I am a queer man born in Jalisco, Mexico, and raised in the San Francisco Bay area. I have been working on getting detainees out of detention for the past four years. I first got involved when the detentions and deportations began impacting my family and community.
Recently my friend Marichuy Leal Gamino let me know, for example, that she was raped while in detention at Eloy, Ariz., in a detention center run by the Corrections Corporation of America. Marichuy, a 23 year-old transgender woman originally from Mexico, has been in detention for a year with an all-male population. Although she complained to guards that she was sexually harassed, bullied, and threatened, the on-duty detention officer told her to "deal with it."
When her cellmate sexually assaulted her and she reported it, the staff pressured her to sign a statement saying that the rape was consensual sex. Now, as advocates call for her release, she has been placed in solitary confinement, a practice that instead of "protecting" her is shown to be psychologically harmful.
Another friend, Jazmin, a transgender woman from Honduras, also wrote to me about her experiences in detention: "One time, I was ordered to strip off my clothes in front of all men. They [the guards] didn't care that I had undergone hormone treatment and had breasts. They violated my body."
In another instance, Jazmin's HIV-positive status was recklessly disclosed by guards in front of a large group of detainees. Jazmin told me she wanted to crawl under a rock and that she often contemplated suicide. This isn't what she expected when she crossed the scorching Arizona desert, leaving behind family abuse, social discrimination, HIV stigma, and persecution based on gender identity and sexual orientation in Honduras for what she hoped would be a better life in the U.S.
The letters and calls don't stop. As a result, I cofounded Mariposas Sin Fronteras with my friend Rachel Winch to help people like Marichuy and Jazmin get out of detention. Our work is a constant battle of raising funds to pay bonds to get detainees released from detention, working with other groups, like the Florence Immigrant and Refugee Project to help support their asylum claims, and the Arcoiris Liberation Team in Phoenix to do public advocacy campaigns to apply pressure on Immigration and Customs Enforcement to release our friends and change the abusive conditions. We also write letters of support, do visitation days, accompany detainees to court, and listen to gripping stories of fear, isolation, and resilience.
Since 1996 when the federal government expanded its policies of mandatory detention, more and more LGBT people have been detained in a system that structurally fails to protect them. According to a November 2013 report from the Center for American Progress, LGBT detainees are 15 times more likely to be sexually assaulted than heterosexual and cisgender detainees. This system of detention and deportation is fed by our tax dollars and all of this is done in our name -- and that's why you should help me.
There are things we can do to reverse this trend.

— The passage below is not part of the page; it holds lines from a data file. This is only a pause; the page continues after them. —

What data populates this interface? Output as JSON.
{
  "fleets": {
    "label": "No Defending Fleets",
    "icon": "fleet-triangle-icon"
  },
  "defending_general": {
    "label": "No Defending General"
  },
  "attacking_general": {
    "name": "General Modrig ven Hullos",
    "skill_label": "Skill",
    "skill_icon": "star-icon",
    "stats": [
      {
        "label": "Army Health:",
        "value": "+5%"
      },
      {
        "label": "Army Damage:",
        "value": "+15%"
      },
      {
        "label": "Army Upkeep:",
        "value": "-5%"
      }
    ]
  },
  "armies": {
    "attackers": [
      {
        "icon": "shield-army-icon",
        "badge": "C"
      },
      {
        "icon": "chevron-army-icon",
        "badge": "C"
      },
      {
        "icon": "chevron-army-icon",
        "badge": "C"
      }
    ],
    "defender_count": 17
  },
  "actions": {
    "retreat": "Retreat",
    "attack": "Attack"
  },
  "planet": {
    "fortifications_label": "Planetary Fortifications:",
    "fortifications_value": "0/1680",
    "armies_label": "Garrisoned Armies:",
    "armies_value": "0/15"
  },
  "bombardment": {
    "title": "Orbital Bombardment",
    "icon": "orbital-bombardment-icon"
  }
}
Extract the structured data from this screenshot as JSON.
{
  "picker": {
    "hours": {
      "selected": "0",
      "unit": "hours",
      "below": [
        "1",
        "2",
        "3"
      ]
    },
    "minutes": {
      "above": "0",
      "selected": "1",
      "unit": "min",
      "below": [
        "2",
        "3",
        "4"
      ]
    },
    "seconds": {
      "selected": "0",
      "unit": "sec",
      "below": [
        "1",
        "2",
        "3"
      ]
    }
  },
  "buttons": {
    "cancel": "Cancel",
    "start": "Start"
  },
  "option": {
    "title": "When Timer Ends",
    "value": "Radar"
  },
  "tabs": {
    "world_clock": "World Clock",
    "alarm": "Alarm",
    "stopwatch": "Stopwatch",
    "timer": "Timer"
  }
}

I hope you will join me and visit our Mariposas Sin Fronteras blog, like our Facebook page, or donate toward the release of LGBT detainees through our Rainbow Defense Bond Fund. You can also support the Phoenix-based Arcoiris Liberation Team in their efforts to call for Marichuy's release.
The struggle for a world in which LGBT people can live without fear has to be a movement for all of us, including those of us who live the intersections of gender, class, immigrant status, and other realities. I fight for a world where no rainbows and butterflies are caged in detention.
RAUL ALCARAZ OCHOA is a queer man originally from Jalisco, Mexico who cofounded Mariposas Sin Fronteras, working for an end to detention and deportations.